As the district trims millions from its budget, Chilmonik says employees should be asked to stay off site and less expensive places to save cash.
"Just because these conferences are held at these Hilton's, Ritz Carlton's, golf resorts it doesn't mean the people going have to stay there, right?," asked Grant.
"Well it doesn't necessarily mean that," said Donzelli. "But it all depends on where it is...I would venture to say we're not going to put someone in a position where they're going to stay at a place where they fear for their safety just because it's going to save some dollars."
Where are your tax dollars going?
A couple travel invoices show the district spent the following just on hotels:
- $823 at the Peabody in Orlando for a reading conference featuring Goldie Hawn.

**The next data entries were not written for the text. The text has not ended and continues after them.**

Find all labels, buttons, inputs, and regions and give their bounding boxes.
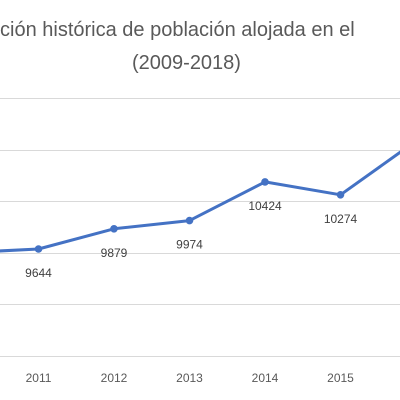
x-tick-label: 2013 bbox=[176, 371, 203, 385]
data-label: 10424 bbox=[248, 199, 282, 213]
data-point bbox=[336, 191, 345, 199]
data-point bbox=[110, 225, 118, 233]
grid-layer bbox=[0, 98, 400, 305]
x-tick-layer: 201120122013201420152 bbox=[26, 371, 355, 385]
data-label: 9644 bbox=[25, 266, 52, 280]
data-label-layer: 964498799974104241027410 bbox=[25, 199, 358, 280]
data-point bbox=[261, 178, 269, 186]
x-tick-label: 2014 bbox=[252, 371, 279, 385]
data-point bbox=[34, 245, 43, 253]
data-point bbox=[185, 216, 194, 225]
data-label: 10274 bbox=[324, 212, 358, 226]
data-label: 9974 bbox=[176, 238, 203, 252]
chart-title-line1: ción histórica de población alojada en e… bbox=[0, 19, 355, 41]
chart-title-line2: (2009-2018) bbox=[132, 52, 241, 74]
data-label: 9879 bbox=[101, 246, 128, 260]
x-tick-label: 2011 bbox=[26, 371, 52, 385]
x-tick-label: 2012 bbox=[101, 371, 128, 385]
x-tick-label: 2015 bbox=[327, 371, 354, 385]
series-marker-layer bbox=[34, 178, 345, 253]
chart-title: ción histórica de población alojada en e… bbox=[0, 14, 400, 78]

- $800 for a FAFSA conference at a Miami golf resort.
- $1782 for a discipline workshop at the Disney Hilton.
- $340 for a technology conference at the Hilton Sea World which included a four hour "night out" at Epcot.
- $958 for a resource teacher to stay five nights at the Disneyland Hotel in Anaheim, Calif. for a mosquito convention (paid for by a Mosquito Control grant).
None of the records we received factored in airfare, meals or whether employees reimbursed the district for any expenses.
"We don't spend money frivolously when it comes to travel," said Donzelli, who told us the district has cut back its travel expenses over the past couple years.
He says Curriculum and Staff Development must approve the conferences ahead of time and each one must have a purpose.
"The whole point of all of that is to make sure at the end of the day," said Donzelli, "the teacher standing in front of your or my child's class is the absolute best they can be."
But Chilmonik says that can still be accomplished by staying at places that won't break the bank.
"People want our students to be world class," said Chilmonik. "They want them to have the very finest tools to work with. But they want the money to be spent wisely and what you showed me is not a wise use of taxpayer money."
The district says they would "love" to do teleconferencing if it was an option. They say they will consider staying off-site and sending fewer people to come back and train others if it's a feasible option.